Apple, peraltro, ha ottenuto in questo frangente buoni risultati. Il gruppo ha infatti retto l’urto della crisi ed ha partorito un nuovo iPhone; ha spinto l’App Store verso nuovi traguardi ed ha rinfrescato anche il comparto hardware. Anche i keynote, pur senza la magia di un tempo, son tornati ad essere all’altezza del momento. Tutto ciò, però, sospeso in una bolla silente, con ogni ragionamento lasciato in forse in funzione di ciò che era immanente ma non detto: come sta Steve Jobs? Quando torna? Come torna?

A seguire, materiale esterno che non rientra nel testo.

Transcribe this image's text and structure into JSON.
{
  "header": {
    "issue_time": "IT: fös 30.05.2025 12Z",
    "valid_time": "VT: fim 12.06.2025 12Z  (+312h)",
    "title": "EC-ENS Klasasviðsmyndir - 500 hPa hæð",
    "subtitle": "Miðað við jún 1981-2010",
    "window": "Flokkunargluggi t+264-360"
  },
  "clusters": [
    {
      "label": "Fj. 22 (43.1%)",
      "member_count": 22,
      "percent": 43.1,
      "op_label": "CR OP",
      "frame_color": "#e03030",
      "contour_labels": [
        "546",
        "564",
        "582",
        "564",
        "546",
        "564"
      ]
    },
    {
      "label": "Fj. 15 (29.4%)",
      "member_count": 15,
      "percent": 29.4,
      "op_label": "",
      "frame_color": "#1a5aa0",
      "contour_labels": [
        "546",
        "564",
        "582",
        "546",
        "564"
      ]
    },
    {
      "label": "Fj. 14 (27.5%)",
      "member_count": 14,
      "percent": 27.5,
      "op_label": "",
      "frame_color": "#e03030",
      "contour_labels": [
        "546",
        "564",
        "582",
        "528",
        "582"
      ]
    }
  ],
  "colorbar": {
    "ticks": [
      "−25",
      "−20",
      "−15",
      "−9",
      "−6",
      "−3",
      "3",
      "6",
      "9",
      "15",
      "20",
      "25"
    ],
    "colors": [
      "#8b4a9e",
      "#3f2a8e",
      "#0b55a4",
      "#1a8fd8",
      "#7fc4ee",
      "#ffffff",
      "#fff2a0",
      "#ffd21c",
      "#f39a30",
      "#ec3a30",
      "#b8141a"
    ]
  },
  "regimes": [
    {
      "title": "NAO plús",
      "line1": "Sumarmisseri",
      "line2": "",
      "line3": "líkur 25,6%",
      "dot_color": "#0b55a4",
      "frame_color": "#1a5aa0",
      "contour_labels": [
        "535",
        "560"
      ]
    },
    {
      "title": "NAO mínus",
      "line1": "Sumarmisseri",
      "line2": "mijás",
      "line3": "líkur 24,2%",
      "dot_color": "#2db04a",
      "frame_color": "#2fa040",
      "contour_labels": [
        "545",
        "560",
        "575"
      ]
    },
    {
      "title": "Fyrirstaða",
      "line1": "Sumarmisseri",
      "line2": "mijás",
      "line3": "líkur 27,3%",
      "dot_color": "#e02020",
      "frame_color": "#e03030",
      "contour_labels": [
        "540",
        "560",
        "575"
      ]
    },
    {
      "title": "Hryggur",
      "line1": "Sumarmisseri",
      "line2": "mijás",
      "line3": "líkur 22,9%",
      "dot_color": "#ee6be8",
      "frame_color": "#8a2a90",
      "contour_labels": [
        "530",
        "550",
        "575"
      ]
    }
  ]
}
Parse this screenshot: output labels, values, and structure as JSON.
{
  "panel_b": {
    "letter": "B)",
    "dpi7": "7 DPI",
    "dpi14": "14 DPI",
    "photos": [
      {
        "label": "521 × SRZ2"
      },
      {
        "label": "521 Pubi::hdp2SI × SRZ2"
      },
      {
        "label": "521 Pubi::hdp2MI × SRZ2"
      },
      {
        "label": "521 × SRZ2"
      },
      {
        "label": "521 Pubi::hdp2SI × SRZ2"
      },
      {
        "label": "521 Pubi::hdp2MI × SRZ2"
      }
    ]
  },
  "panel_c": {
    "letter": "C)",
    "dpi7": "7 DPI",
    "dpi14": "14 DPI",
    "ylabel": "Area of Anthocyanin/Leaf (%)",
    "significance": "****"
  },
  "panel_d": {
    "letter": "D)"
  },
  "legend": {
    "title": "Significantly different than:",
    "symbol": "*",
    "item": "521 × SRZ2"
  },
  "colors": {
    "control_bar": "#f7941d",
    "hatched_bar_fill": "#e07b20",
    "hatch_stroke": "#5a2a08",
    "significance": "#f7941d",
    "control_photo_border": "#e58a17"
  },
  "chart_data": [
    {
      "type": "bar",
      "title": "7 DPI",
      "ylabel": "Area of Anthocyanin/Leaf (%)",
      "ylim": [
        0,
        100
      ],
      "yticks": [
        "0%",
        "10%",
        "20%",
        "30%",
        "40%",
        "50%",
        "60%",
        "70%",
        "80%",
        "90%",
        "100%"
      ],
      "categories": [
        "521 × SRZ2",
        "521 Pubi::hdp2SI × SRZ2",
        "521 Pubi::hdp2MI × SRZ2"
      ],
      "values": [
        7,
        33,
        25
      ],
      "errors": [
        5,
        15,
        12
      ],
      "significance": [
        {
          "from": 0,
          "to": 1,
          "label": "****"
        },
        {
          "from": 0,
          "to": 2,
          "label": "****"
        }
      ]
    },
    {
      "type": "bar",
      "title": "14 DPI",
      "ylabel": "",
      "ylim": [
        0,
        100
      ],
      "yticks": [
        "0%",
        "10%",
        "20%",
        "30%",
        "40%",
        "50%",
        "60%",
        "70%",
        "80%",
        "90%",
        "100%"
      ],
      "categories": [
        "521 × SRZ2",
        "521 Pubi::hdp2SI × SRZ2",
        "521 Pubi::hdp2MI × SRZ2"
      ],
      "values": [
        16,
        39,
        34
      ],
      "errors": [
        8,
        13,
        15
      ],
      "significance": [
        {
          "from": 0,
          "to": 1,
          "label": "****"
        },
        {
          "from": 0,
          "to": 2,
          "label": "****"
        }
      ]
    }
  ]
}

Il punto è questo. Come sta Steve Jobs? Non si sa, ma probabilmente vive grazie al fegato di un donatore. Quando torna? A breve, probabilmente entro un mese circa. Come torna? Ennesimo punto interrogativo, anche se a quanto pare i primi mesi saranno all’insegna di un rientro progressivo, probabilmente part-time.
Prima o poi Apple dovrà dare note ufficiali nuove relativamente al proprio CEO. Ogni ora che passa senza una smentita, infatti, rappresenta una conferma. Il ritorno al lavoro di Jobs dovrà essere accompagnato da spiegazioni, con una cartella clinica che verrà giocoforza ad avere lo stesso valore di una trimestrale. Succede quando la vita privata assume valore pubblico, quando un volto è più significativo di un logo, quando il carisma è tale da sostituire e fagocitare tutto quel che l’impegno crea.
La salute di Steve Jobs è qualcosa che va ben oltre la sola intimità di una singola persona. E attorno c’è l’affetto di una intera comunità ed il riconoscimento di un intero comparto. Il fegato e la mela: una storia a cui tanti sperano di poter scrivere un nuovo lieto fine.